Complete step-by-step solution:
According to the question, we are asked to find the value of y in the equation \[7y-2\left( 8y+1 \right)=4\].
We have been given the equation is \[7y-2\left( 8y+1 \right)=4\]. ----------(1)
Here the variable is y.
First, we have to consider equation (1) and use distributive property \[a\left( b+c \right)=ab+ac\] in the left-hand side of the equation (1).
\[\Rightarrow 7y-2\times 8y-2\times 1=4\]
On further simplification, we get
\[\Rightarrow 7y-16y-2=4\]
Take y common from the first two terms of the equation.

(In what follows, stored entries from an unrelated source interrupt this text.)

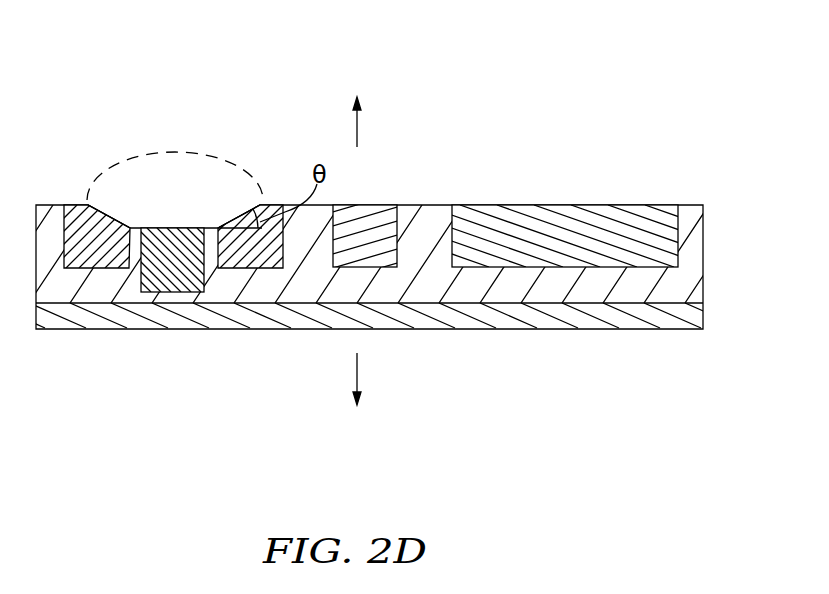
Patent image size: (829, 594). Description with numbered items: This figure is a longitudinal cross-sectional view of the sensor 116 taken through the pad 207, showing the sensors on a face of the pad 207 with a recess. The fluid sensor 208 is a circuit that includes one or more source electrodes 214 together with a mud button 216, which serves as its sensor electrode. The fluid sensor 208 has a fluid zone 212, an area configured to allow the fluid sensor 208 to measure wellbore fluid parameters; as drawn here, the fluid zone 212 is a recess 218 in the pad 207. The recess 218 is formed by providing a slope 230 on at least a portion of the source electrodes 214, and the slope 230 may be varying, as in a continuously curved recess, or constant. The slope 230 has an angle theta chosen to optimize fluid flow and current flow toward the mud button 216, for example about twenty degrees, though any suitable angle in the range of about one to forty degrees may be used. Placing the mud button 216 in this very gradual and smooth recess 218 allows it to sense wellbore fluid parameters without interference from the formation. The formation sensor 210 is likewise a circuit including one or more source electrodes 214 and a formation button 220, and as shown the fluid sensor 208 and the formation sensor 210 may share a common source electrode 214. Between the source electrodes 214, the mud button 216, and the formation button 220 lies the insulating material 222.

The sensor 116 is at (606, 96).
The pad 207 is at (703, 320).
The fluid sensor 208 is at (167, 128).
The formation sensor 210 is at (396, 125).
The fluid zone 212 is at (240, 210).
The source electrodes 214 is at (80, 205).
The mud button 216 is at (180, 228).
The recess 218 is at (137, 191).
The formation button 220 is at (370, 205).
The insulating material 222 is at (703, 260).
The slope 230 is at (228, 165).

\[\Rightarrow \left( 7-16 \right)y-2=4\]
Since 7-16=-9, we get
\[\Rightarrow \left( -9 \right)y-2=4\]
Let us now add 2 from both the sides of the equation. We get
\[\Rightarrow \left( -9 \right)y+2-2=4+2\]

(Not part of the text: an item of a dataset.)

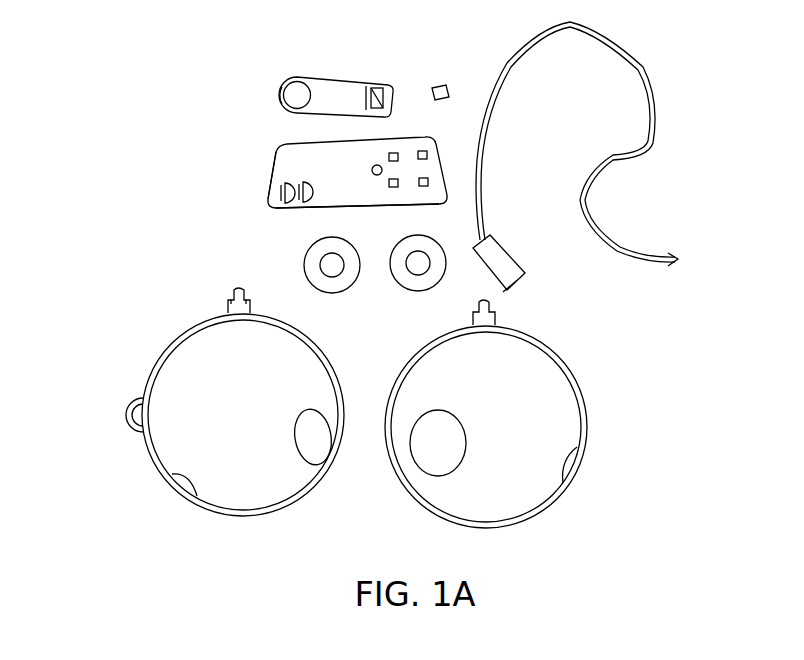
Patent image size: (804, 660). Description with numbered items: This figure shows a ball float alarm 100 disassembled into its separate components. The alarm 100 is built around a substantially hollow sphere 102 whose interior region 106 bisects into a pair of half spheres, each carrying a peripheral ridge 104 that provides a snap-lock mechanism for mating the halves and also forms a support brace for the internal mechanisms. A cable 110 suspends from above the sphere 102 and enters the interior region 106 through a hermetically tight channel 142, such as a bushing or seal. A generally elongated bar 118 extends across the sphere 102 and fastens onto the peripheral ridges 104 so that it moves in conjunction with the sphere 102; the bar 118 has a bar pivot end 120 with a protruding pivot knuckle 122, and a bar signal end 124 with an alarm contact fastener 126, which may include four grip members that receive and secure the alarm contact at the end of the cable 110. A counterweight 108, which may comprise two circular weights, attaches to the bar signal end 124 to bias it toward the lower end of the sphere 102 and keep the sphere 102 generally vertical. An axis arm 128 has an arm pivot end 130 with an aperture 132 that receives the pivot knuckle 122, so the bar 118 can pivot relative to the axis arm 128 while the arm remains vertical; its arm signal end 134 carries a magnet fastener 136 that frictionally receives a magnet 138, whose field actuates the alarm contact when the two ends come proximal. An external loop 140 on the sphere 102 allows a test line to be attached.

Terms with the same magnitude and opposite signs cancel out.
Therefore, \[\left( -9 \right)y=4+2\]
On further simplification, we get
\[\Rightarrow -9y=6\]
Let us now divide the whole equation by -9 to convert the coefficient of y to 1.
\[\Rightarrow \dfrac{-9y}{-9}=\dfrac{6}{-9}\]

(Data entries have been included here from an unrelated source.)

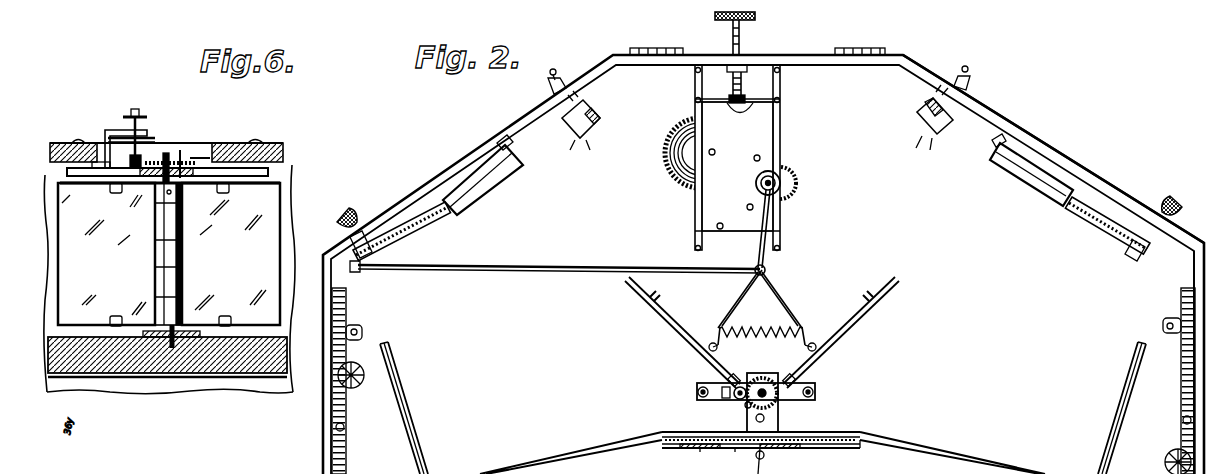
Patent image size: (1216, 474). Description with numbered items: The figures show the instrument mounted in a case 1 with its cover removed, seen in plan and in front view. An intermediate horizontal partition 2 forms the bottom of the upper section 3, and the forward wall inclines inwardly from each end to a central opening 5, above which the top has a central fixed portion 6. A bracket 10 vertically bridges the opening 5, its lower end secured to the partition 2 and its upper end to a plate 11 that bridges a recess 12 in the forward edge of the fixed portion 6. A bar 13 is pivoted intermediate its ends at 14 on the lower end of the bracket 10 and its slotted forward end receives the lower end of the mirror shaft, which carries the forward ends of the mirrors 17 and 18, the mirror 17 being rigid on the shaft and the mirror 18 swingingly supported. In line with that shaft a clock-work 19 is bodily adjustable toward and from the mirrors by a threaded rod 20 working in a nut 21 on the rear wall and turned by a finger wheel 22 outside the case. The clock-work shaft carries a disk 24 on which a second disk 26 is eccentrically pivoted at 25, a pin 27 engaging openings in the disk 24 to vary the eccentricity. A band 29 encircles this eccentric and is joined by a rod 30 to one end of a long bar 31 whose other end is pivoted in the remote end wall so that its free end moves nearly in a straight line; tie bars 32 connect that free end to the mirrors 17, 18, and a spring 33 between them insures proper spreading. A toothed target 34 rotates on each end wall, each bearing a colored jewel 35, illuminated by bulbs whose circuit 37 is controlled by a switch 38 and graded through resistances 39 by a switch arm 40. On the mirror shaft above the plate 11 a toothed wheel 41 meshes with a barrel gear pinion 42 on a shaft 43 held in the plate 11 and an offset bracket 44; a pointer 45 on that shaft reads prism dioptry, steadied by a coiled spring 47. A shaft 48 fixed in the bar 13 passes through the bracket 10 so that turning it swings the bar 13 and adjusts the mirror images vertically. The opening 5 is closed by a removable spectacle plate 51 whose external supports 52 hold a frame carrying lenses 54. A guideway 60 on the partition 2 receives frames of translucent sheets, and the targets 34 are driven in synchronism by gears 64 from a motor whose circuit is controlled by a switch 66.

In FIG. 2, the case 1 is at (1050, 152).
In FIG. 6, the intermediate horizontal partition 2 is at (238, 378).
In FIG. 2, the intermediate horizontal partition 2 is at (975, 128).
In FIG. 6, the upper section 3 is at (275, 176).
In FIG. 2, the upper section 3 is at (1192, 240).
In FIG. 2, the central opening 5 is at (870, 432).
In FIG. 6, the central fixed portion 6 is at (268, 143).
In FIG. 6, the bracket 10 is at (182, 178).
In FIG. 2, the bracket 10 is at (780, 408).
In FIG. 6, the plate 11 is at (200, 160).
In FIG. 2, the plate 11 is at (815, 392).
In FIG. 6, the recess 12 is at (97, 143).
In FIG. 6, the bar 13 is at (170, 163).
In FIG. 6, the pivot 14 is at (162, 325).
In FIG. 6, the mirror 17 is at (106, 254).
In FIG. 2, the mirror 17 is at (680, 335).
In FIG. 6, the mirror 18 is at (231, 254).
In FIG. 2, the mirror 18 is at (835, 335).
In FIG. 2, the clock-work 19 is at (785, 125).
In FIG. 2, the threaded rod 20 is at (740, 42).
In FIG. 2, the nut 21 is at (748, 78).
In FIG. 2, the finger wheel 22 is at (720, 20).
In FIG. 2, the disk 24 is at (780, 178).
In FIG. 2, the eccentric pivot 25 is at (762, 187).
In FIG. 2, the second disk 26 is at (760, 176).
In FIG. 2, the pin 27 is at (780, 186).
In FIG. 2, the band 29 is at (795, 183).
In FIG. 2, the rod 30 is at (764, 212).
In FIG. 2, the bar 31 is at (575, 272).
In FIG. 2, the tie bars 32 is at (755, 282).
In FIG. 2, the spring 33 is at (792, 320).
In FIG. 2, the target 34 is at (346, 440).
In FIG. 2, the jewel 35 is at (358, 375).
In FIG. 2, the circuit 37 is at (390, 470).
In FIG. 2, the switch 38 is at (603, 118).
In FIG. 2, the selective resistance 39 is at (505, 185).
In FIG. 2, the switch arm 40 is at (430, 228).
In FIG. 6, the toothed wheel 41 is at (172, 160).
In FIG. 2, the toothed wheel 41 is at (762, 378).
In FIG. 6, the barrel gear pinion 42 is at (115, 178).
In FIG. 2, the barrel gear pinion 42 is at (748, 405).
In FIG. 6, the shaft 43 is at (138, 125).
In FIG. 2, the shaft 43 is at (736, 388).
In FIG. 6, the offset bracket 44 is at (108, 130).
In FIG. 2, the offset bracket 44 is at (724, 398).
In FIG. 6, the pointer 45 is at (138, 109).
In FIG. 6, the spring 47 is at (150, 140).
In FIG. 2, the shaft 48 is at (785, 448).
In FIG. 2, the spectacle plate 51 is at (835, 450).
In FIG. 2, the external supports 52 is at (718, 450).
In FIG. 2, the lenses 54 is at (750, 450).
In FIG. 2, the guideway 60 is at (412, 420).
In FIG. 2, the gear 64 is at (835, 432).
In FIG. 2, the switch 66 is at (565, 78).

Since the numerator and denominator have -9 as common, we can cancel them out.
\[\Rightarrow y=\dfrac{6}{-9}\]
On further simplification, we get
\[\Rightarrow y=-\dfrac{2\times 3}{3\times 3}\]
Cancelling out the common term 3 from the numerator and denominator, we get
\[y=-\dfrac{2}{3}\]
Hence, the value of y in the equation \[7y-2\left( 8y+1 \right)=4\] is \[-\dfrac{2}{3}\].

Note: We should always keep the variable in the left-hand side and the constants in the right-hand side of the equation. We should not make calculation mistakes based on sign conventions.
We can check whether the obtained solution is correct or not.
Substitute the value of y in the given equation \[7y-2\left( 8y+1 \right)=4\].
Consider the LHS.
LHS=\[7y-2\left( 8y+1 \right)\]
On substituting \[y=-\dfrac{2}{3}\], we get
LHS=\[7\left( \dfrac{-2}{3} \right)-2\left( 8\left( \dfrac{-2}{3} \right)+1 \right)\]
On using distributive property, we get
LHS=\[7\left( \dfrac{-2}{3} \right)-2\times 8\left( \dfrac{-2}{3} \right)-2\]
LHS=\[7\left( \dfrac{-2}{3} \right)-16\left( \dfrac{-2}{3} \right)-2\]
Taking the common terms out, we get
LHS=\[\left( 7-16 \right)\left( \dfrac{-2}{3} \right)-2\]
LHS=\[\left( -9 \right)\left( \dfrac{-2}{3} \right)-2\]
Cancelling the common terms from the numerator and denominator, we get
LHS=\[\left( -3\times -2 \right)-2\]
LHS=\[6-2\]
LHS=4
We know that RHS=4
Therefore, LHS=RHS.
Hence, the obtained answer is correct.